ダコミチニブの第3相試験結果を発表
ファイザー株式会社は、不可逆的汎HER(ヒト上皮細胞増殖因子受容体)阻害薬であるダコミチニブの進行非小細胞肺がんに対する2つの無作為化第3相試験の結果を1月27日付で発表した。
(画像はホームページより)
現在も第3相試験ARCHER 1050試験を実施中
両試験は、前治療歴を有する進行NSCLC患者に対するダコミチニブの評価を検証するものである。化学療法歴を有する進行NSCLC患者について対して、患者集団全体とKRAS野生型を有する患者集団についてエルロチニブと比較してダコミチニブを評価するARCHER 1009試験では、エルロチニブと比較してダコミチニブがPFSを改善することを証明できなかった。
また、化学療法およびEGFR阻害薬による前治療歴がある局所進行性または転移性NSCLCを対象とした二重盲検、プラセボ対照、無作為化試験であるBR.26試験では、プラセボ群と比較して全生存期間(OS)の延長が確認できなかった。

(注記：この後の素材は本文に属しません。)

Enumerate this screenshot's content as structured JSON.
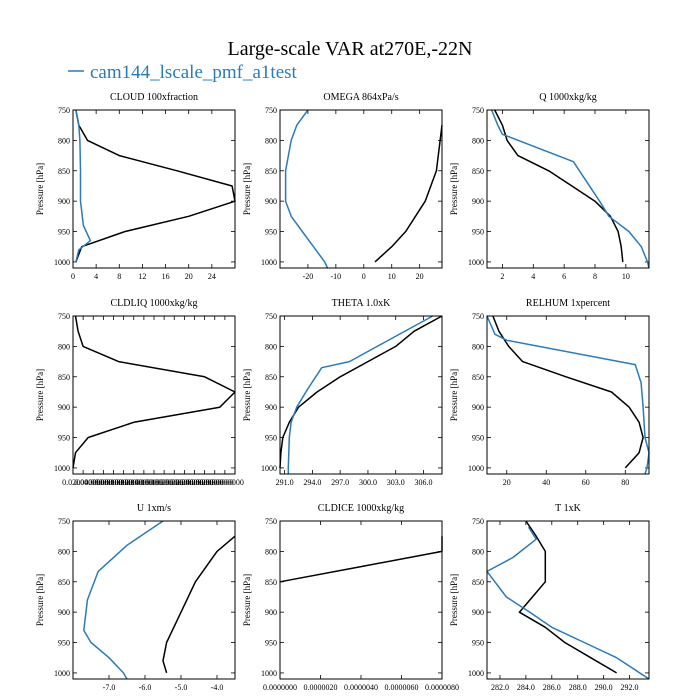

BR.26試験のチーフであり、McMaster 大学オンコロジー部門の准教授およびJuravinski Cancer Centre(カナダ・オンタリオ州ハミルトン)のメディカルオンコロジストであるPeter Ellis医師は、
「BR.26試験においてダコミチニブを評価する機会があったことを嬉しく思います。本試験が主要評価項目を達成できなかったことは残念ですが、ARCHER 1050試験においてダコミチニブの評価を継続していくというファイザー社の決定を支持しています」
と述べている。
現在は第3相試験であるARCHER 1050試験を実施しており、ARCHER 1009試験およびBR.26試験とは異なる前治療歴のないEGFR遺伝子変異を有する進行NSCLC患者を対象にダコミチニブとゲフィチニブを比較し、ダコミチニブのPFSを評価するという。本試験は2015年に結果が出ることが期待されているとのこと。

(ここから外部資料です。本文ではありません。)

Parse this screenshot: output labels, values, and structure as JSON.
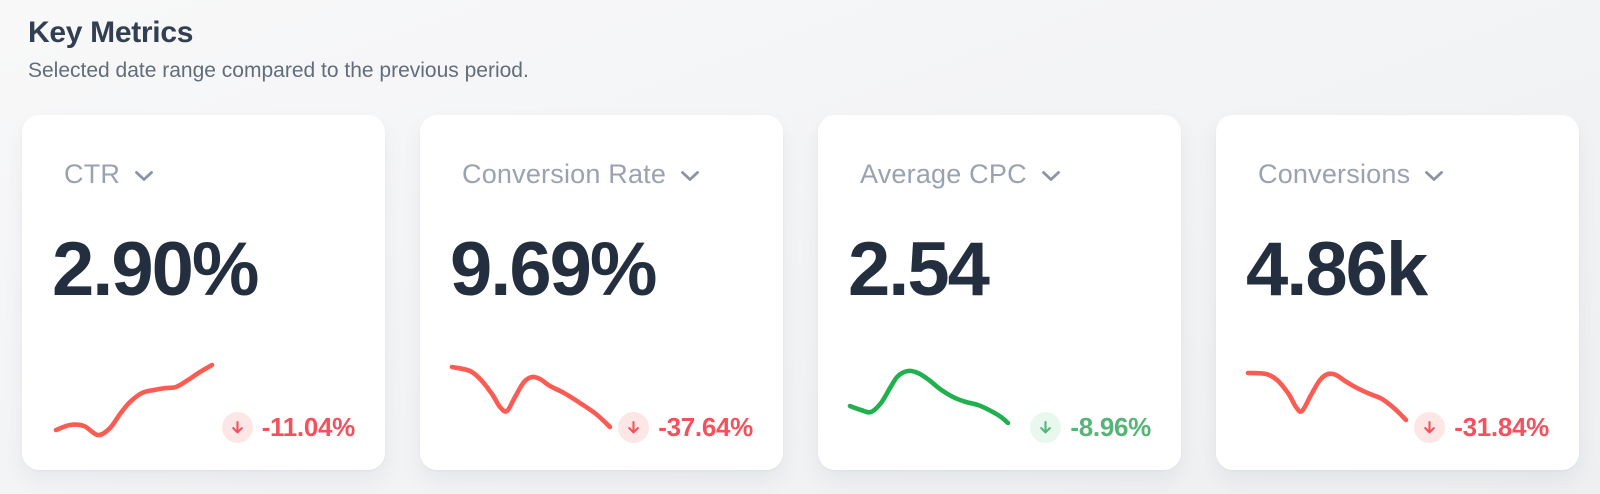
{
  "header": {
    "title": "Key Metrics",
    "subtitle": "Selected date range compared to the previous period."
  },
  "colors": {
    "page_bg_top": "#f8f8f9",
    "page_bg_bottom": "#edeff1",
    "card_bg": "#ffffff",
    "title_text": "#323e52",
    "subtitle_text": "#626d7c",
    "metric_label_text": "#9aa2b1",
    "metric_value_text": "#232e3f",
    "negative_red": "#f4515c",
    "negative_line_red": "#fa5c54",
    "negative_badge_bg": "#fde7e6",
    "positive_green_text": "#54b576",
    "positive_line_green": "#21b04e",
    "positive_badge_bg": "#e8f8ee"
  },
  "cards": [
    {
      "label": "CTR",
      "value": "2.90%",
      "change": "-11.04%",
      "direction": "down",
      "sentiment": "negative",
      "line_color": "#fa5c54",
      "change_color": "#f4515c",
      "badge_bg": "#fde7e6",
      "spark": {
        "points": [
          [
            2,
            76
          ],
          [
            16,
            71
          ],
          [
            30,
            72
          ],
          [
            44,
            81
          ],
          [
            56,
            74
          ],
          [
            66,
            60
          ],
          [
            76,
            48
          ],
          [
            88,
            39
          ],
          [
            100,
            36
          ],
          [
            112,
            34
          ],
          [
            122,
            33
          ],
          [
            134,
            26
          ],
          [
            146,
            18
          ],
          [
            158,
            11
          ]
        ]
      }
    },
    {
      "label": "Conversion Rate",
      "value": "9.69%",
      "change": "-37.64%",
      "direction": "down",
      "sentiment": "negative",
      "line_color": "#fa5c54",
      "change_color": "#f4515c",
      "badge_bg": "#fde7e6",
      "spark": {
        "points": [
          [
            0,
            13
          ],
          [
            18,
            17
          ],
          [
            29,
            26
          ],
          [
            40,
            40
          ],
          [
            48,
            53
          ],
          [
            55,
            57
          ],
          [
            63,
            43
          ],
          [
            72,
            28
          ],
          [
            80,
            23
          ],
          [
            88,
            25
          ],
          [
            98,
            32
          ],
          [
            112,
            39
          ],
          [
            128,
            49
          ],
          [
            144,
            60
          ],
          [
            158,
            73
          ]
        ]
      }
    },
    {
      "label": "Average CPC",
      "value": "2.54",
      "change": "-8.96%",
      "direction": "down",
      "sentiment": "positive",
      "line_color": "#21b04e",
      "change_color": "#54b576",
      "badge_bg": "#e8f8ee",
      "spark": {
        "points": [
          [
            0,
            52
          ],
          [
            11,
            56
          ],
          [
            21,
            58
          ],
          [
            31,
            49
          ],
          [
            40,
            34
          ],
          [
            48,
            22
          ],
          [
            58,
            17
          ],
          [
            68,
            19
          ],
          [
            79,
            26
          ],
          [
            90,
            35
          ],
          [
            103,
            43
          ],
          [
            116,
            48
          ],
          [
            128,
            51
          ],
          [
            141,
            57
          ],
          [
            151,
            63
          ],
          [
            158,
            69
          ]
        ]
      }
    },
    {
      "label": "Conversions",
      "value": "4.86k",
      "change": "-31.84%",
      "direction": "down",
      "sentiment": "negative",
      "line_color": "#fa5c54",
      "change_color": "#f4515c",
      "badge_bg": "#fde7e6",
      "spark": {
        "points": [
          [
            0,
            19
          ],
          [
            18,
            20
          ],
          [
            29,
            26
          ],
          [
            40,
            39
          ],
          [
            48,
            53
          ],
          [
            54,
            57
          ],
          [
            63,
            41
          ],
          [
            72,
            26
          ],
          [
            80,
            20
          ],
          [
            88,
            21
          ],
          [
            97,
            27
          ],
          [
            109,
            34
          ],
          [
            122,
            40
          ],
          [
            134,
            45
          ],
          [
            147,
            55
          ],
          [
            158,
            66
          ]
        ]
      }
    }
  ],
  "chart_data": [
    {
      "type": "line",
      "title": "CTR sparkline",
      "trend": "rising",
      "series": [
        {
          "name": "CTR",
          "values": [
            14,
            19,
            18,
            9,
            16,
            30,
            42,
            51,
            54,
            56,
            57,
            64,
            72,
            79
          ]
        }
      ]
    },
    {
      "type": "line",
      "title": "Conversion Rate sparkline",
      "trend": "falling",
      "series": [
        {
          "name": "Conversion Rate",
          "values": [
            77,
            73,
            64,
            50,
            37,
            33,
            47,
            62,
            67,
            65,
            58,
            51,
            41,
            30,
            17
          ]
        }
      ]
    },
    {
      "type": "line",
      "title": "Average CPC sparkline",
      "trend": "rise then fall",
      "series": [
        {
          "name": "Average CPC",
          "values": [
            38,
            34,
            32,
            41,
            56,
            68,
            73,
            71,
            64,
            55,
            47,
            42,
            39,
            33,
            27,
            21
          ]
        }
      ]
    },
    {
      "type": "line",
      "title": "Conversions sparkline",
      "trend": "falling",
      "series": [
        {
          "name": "Conversions",
          "values": [
            71,
            70,
            64,
            51,
            37,
            33,
            49,
            64,
            70,
            69,
            63,
            56,
            50,
            45,
            35,
            24
          ]
        }
      ]
    }
  ]
}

世界のがん患者のための革新的な治療選択肢の発見、研究、開発に注力、ファイザーオンコロジー
ファイザーオンコロジーは世界のがん患者のための、革新的な治療選択肢の発見、研究、開発に注力している。適切な医薬品を適切な患者さんに適切なタイミングで届けることを使命とし、学術機関、個人研究者、共同研究グループ、政府、技術提携先などと協力しながら、画期的な医薬品によるがんの治癒、コントロールに取り組んでいるという。